Aside from calling for more research on the topic to help bring these improvements to scale so all kinds of community colleges can see large gains, Hardy and Katsinas suggest that initiatives to increase STEM degree production in the future should focus on bringing up the bar for all. They note, for instance, the increase in the number of female STEM graduates from community colleges that they document was “certainly more than offset” by a substantial decrease in the share of STEM degrees at community colleges going to men.

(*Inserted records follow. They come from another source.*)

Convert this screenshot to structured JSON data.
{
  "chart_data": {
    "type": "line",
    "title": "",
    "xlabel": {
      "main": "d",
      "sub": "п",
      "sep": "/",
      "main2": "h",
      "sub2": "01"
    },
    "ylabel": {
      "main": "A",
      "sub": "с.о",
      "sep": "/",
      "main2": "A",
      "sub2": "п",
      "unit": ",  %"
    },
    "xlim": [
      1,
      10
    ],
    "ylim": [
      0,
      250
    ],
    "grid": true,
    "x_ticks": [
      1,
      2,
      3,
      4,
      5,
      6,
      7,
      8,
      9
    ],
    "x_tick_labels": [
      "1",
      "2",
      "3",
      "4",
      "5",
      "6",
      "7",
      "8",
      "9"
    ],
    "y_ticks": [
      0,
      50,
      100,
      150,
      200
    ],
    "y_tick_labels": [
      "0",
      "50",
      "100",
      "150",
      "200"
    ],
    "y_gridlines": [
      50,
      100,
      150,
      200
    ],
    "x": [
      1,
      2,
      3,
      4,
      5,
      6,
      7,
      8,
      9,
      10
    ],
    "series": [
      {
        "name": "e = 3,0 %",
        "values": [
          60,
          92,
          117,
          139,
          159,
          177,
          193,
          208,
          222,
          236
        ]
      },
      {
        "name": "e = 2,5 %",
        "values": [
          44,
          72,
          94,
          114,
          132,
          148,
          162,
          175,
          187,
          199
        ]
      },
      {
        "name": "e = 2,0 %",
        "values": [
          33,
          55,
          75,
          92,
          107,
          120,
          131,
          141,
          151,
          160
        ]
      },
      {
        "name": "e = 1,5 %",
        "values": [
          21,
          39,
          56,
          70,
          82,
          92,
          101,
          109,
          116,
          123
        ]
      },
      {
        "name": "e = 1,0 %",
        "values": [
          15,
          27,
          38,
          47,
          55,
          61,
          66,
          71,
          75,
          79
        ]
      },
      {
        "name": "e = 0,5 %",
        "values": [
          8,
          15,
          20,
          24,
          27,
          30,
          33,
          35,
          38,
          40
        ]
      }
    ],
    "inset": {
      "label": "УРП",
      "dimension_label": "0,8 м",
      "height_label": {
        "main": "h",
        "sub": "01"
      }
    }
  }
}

Photo: Journal of Women and Minorities in Science and Engineering

“It may well be that the programs that NSF and others have targeted for women and other underrepresented populations in recent years should expand their focus to include populations that are better represented in higher education as a whole,” write Hardy and Katsinas. “It is obvious that even these traditional students are making choices to avoid — or, alternatively, are simply not prepared to succeed in — science, technology, engineering, and mathematics at a time when we clearly need young people to step into the STEM workforce. In fact, it may be time to dust off the concept of comprehensive (i.e., universal) funding for particular curricular initiatives represented by those old Perkins-funded gender-equity 'set-aside' programs that we developed at America’s community colleges in the 1980s and early 1990s, rather than to simply continue to make limited funding available through competitive grant programs. Such programs could be recalibrated ‘STEM equity’ programs, and provide the necessary funding to support all community colleges in improving participation in STEM education across the boards, just as the old Perkins funding model allowed them to do in the past.”

Also in the latest issue of the Journal of Women and Minorities in Science and Engineering, a group of researchers from Iowa State University’s Educational Leadership and Policy Studies program make an additional series of recommendation to ease the pathway in STEM fields from community colleges to four-year universities.

Though there is a disconnect for many STEM students between two- and four-year institutions — given the fact that many must retake major-level classes upon transfer and therefore may switch to another concentration or drop out — Frankie Santos Laanan, Iowa State education professor and co-author of another journal article, argued that transfer is especially difficult for the small numbers of women and minorities who make it that far.

“When they transfer onward, do they stay in STEM? What happens to women, who are high performers on one end, when they get to the next level?” Laanan said in an interview with Inside Higher Ed. “That’s what we need to focus on. But, in general, the transfer function should be seamless and productive for all students.”